Vision Over Syntax: I Design the Entire Product in My Head Before the First Commit

Every product I have shipped began the same way: not with npm create, but with days of thinking until I could see the entire system — the data's journey, the trust boundaries, the failure modes, the cost curve — before writing a single line. Syntax is a solved problem in 2026. Vision is not. This post is about the part of engineering that no model generates for you.
The whiteboard test
Before I opened an editor for Sable, my finance agent, I could answer these on a whiteboard: Where does the data live? (On-device SQLite — nowhere else, ever.) What is the model allowed to do? (Propose, never commit.) What happens when two writes collide? (A queue serializes them.) What does day 30 look like for the user? (A morning briefing that reads their real numbers.) When you can answer questions like these before coding, the build becomes transcription. When you can't, no amount of generated code will save the product — you will just arrive at the wrong destination faster.
Architecture is a set of refusals
The strongest decisions in my products are the things they refuse to do. streamerOS refuses to send chat data to a server — it ingests Twitch and YouTube directly on the user's machine. Sable refuses to let the LLM mutate the database — every write passes a human Review & Confirm gate. The blog pipeline refuses to own a CMS, a database, or a server — its state is the Git history. Each refusal deleted an entire class of cost, risk, and maintenance from the product's future.
Junior engineers add capabilities. Architects delete futures. Every "no" made early is a pager that never goes off, an invoice that never arrives, a breach that never happens.
Why this matters more than ever
AI collapsed the cost of implementation to near zero — which means the value of knowing what to implement has gone vertical. Two engineers with the same Claude subscription will produce wildly different outcomes, and the difference is entirely in the quality of the questions they ask before generating anything. My job, as I practice it, is to be the person in the room who has already thought three layers deeper than the ticket: not "build the export feature," but "what schema makes exports free forever?"

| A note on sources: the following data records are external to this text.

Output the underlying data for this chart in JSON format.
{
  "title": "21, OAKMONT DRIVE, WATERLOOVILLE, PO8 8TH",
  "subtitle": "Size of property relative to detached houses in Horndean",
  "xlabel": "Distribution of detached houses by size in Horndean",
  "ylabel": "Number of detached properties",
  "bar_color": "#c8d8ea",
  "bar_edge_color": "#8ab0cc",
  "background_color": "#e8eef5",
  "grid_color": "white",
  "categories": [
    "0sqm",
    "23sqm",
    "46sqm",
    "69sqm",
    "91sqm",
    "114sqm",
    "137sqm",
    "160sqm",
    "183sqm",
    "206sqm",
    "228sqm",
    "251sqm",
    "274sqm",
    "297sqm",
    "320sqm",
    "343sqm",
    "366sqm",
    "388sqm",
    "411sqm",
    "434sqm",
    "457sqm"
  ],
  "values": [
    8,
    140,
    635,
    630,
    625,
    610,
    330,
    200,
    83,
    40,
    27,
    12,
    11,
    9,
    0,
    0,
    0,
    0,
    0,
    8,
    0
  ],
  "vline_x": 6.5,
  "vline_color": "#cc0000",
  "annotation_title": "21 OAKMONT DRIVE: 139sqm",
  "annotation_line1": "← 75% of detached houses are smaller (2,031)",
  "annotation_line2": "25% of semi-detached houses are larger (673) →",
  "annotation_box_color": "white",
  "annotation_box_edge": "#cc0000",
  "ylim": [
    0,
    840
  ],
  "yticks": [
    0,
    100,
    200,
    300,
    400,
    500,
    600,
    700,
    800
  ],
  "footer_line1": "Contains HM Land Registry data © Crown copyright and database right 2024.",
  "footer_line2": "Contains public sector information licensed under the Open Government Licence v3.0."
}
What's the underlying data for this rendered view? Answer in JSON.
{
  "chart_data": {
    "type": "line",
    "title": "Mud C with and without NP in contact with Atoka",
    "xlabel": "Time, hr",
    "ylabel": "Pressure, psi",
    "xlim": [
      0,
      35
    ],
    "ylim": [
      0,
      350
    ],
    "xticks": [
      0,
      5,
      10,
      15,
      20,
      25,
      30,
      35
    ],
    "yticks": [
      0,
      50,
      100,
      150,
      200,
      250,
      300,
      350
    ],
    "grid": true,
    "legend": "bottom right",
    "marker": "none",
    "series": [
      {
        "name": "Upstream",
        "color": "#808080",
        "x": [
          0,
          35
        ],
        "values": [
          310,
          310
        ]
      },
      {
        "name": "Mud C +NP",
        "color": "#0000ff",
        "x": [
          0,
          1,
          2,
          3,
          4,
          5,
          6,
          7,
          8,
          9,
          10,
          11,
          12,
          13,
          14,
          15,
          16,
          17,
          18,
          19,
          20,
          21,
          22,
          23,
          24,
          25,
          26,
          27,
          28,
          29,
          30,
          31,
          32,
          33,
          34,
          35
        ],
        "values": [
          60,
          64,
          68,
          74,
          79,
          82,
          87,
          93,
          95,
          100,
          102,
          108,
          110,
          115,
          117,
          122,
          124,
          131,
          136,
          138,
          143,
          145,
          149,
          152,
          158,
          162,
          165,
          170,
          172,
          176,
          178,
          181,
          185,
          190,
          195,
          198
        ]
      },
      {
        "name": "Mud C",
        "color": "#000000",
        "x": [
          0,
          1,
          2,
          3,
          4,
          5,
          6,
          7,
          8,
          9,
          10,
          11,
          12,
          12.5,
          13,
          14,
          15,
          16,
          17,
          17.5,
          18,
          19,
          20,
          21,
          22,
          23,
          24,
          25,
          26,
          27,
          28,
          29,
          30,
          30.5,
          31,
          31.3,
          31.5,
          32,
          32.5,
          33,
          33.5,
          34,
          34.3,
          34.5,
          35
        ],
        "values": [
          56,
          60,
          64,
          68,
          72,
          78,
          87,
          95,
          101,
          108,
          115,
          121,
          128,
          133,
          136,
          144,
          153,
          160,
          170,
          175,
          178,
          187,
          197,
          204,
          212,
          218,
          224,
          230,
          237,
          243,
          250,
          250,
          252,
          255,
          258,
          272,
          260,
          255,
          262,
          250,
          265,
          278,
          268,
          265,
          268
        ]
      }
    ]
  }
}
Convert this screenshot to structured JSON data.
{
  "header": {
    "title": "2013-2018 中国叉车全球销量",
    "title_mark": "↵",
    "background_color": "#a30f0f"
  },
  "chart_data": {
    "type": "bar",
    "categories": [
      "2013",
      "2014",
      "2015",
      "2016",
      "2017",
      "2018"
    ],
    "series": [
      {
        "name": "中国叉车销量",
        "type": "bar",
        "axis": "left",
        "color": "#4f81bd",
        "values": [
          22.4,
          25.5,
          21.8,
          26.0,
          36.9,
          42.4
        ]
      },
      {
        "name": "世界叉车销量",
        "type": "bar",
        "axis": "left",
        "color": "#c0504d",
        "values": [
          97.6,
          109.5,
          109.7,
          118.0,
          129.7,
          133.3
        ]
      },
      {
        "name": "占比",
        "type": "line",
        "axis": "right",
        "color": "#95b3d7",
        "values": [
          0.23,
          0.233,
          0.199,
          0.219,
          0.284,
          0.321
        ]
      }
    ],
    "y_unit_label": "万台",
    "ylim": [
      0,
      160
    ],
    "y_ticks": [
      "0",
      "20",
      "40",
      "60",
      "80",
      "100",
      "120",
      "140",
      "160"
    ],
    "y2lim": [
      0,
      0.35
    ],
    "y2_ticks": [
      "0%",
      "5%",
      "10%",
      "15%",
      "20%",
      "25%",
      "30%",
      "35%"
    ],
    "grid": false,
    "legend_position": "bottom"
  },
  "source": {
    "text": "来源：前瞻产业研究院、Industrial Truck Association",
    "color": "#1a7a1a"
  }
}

How I run the thinking phase
- Write the data contract first. One authoritative schema. Every layer — DB, API, UI, even the AI's structured outputs — is generated to satisfy it.
- Name the trust boundaries. Who can do what, and what can the model never do? These lines are drawn before the first prompt, because they are unpromptable.
- Price the architecture. Every design gets a cost model — tokens, storage, compute — before it gets code. A design that doesn't know its own unit economics is a demo.
- Only then, orchestrate. With contracts, boundaries, and costs fixed, Claude fills the layers at a speed no team can match — because there is nothing left to be ambiguous about.
Recruiters read a hundred résumés that say "proficient in React, Node, TypeScript." Fine — so is the model. The question worth asking a candidate is: show me a system you refused to build the easy way, and what that refusal bought. I have five answers deployed.